President Lazarus Chakwera has given a strong indictment to foreign financial institutions – such as Bretton Woods institutions International Monetary Fund (IMF) and World Bank – that their programmes have had any significant progress to alleviate poverty, in African countries at least, and in Sub-Saharan Africa more particularly: home to the largest portion on the world’s bottom million in extreme poverty.
Chakwera gave a subtal attack to the foreign financial institutions on Monday when he joined other African leaders in celebrating the life and legacy of former Tanzania President John Pombwe Magufuli who died of heart complications last Wednesday.
The Malawi leader said: “When they said laziness and sloth in public service cannot be cured, they did not see Magufuli coming. When they said the cartels of corruption strangling Africa’s governments cannot be defeated, they did not see Magufuli coming.
“When they said African States cannot become middle-income economies within a single presidential term [of five years], they did not see Magufuli coming.”

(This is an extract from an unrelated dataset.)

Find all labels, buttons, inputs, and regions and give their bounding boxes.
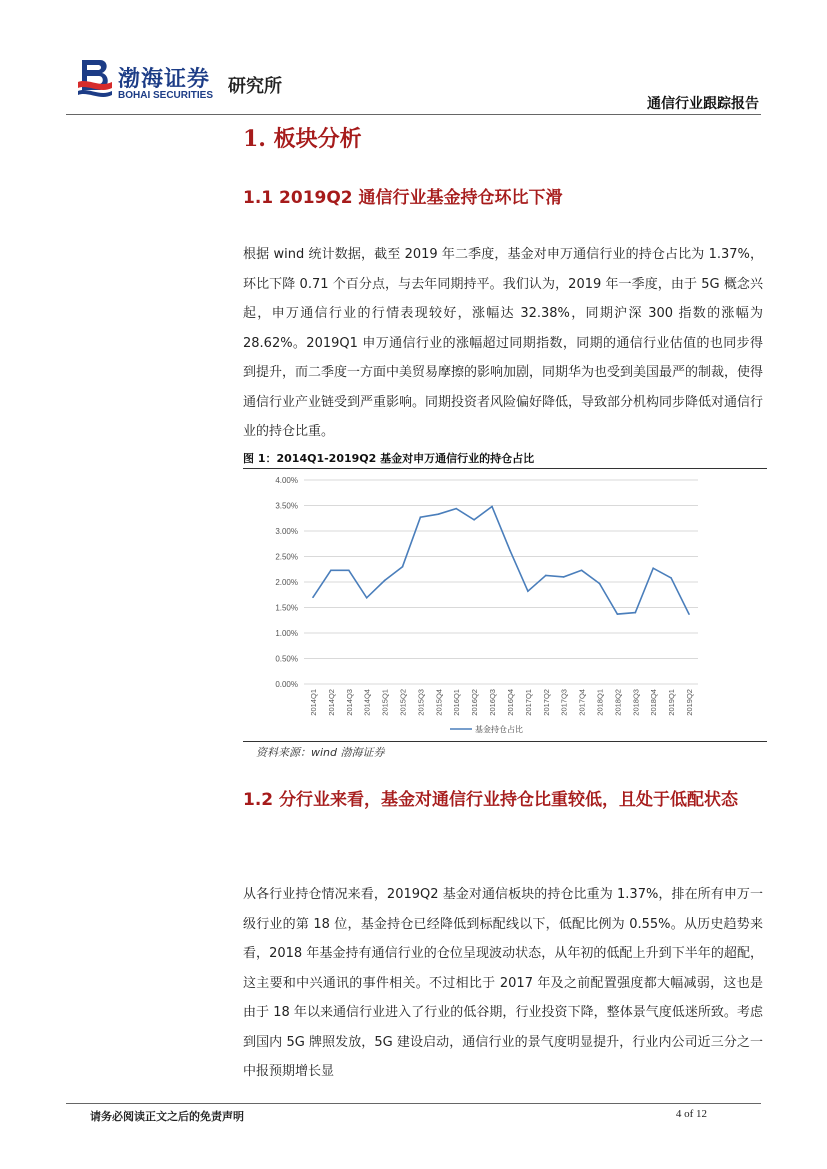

Chakwera applauded the late Tanzanian president for pursuing a development agenda which was not based on what he called “failed prescriptions of foreign financial institutions that have left Africa more impoverished and in debt”.
The Malawi leader did not mention in names any of the foreign financial institutions.
However, the conditions the IMF imposes on countries it lends money to have sometimes been described as “harsh”.
In the past, these have included lower government borrowing, cutting corporate taxes and opening up their economies to foreign investment.
Besides Chakwera, the other leaders present included Cyril Ramaphosa (South Africa), Uhuru Kenyatta (Kenya), Edgar Lungu (Zambia), Filipe Nyusi (Mozambique), Emmerson Mnangagwa (Zimbabwe), Mokgweetsi Masisi (Botswana), Felix Tshisekedi (Democratic Republic of Congo) and Azali Assoumani (Comoros).
Each of the leaders present was accorded an opportunity to deliver a eulogy to Magufuli.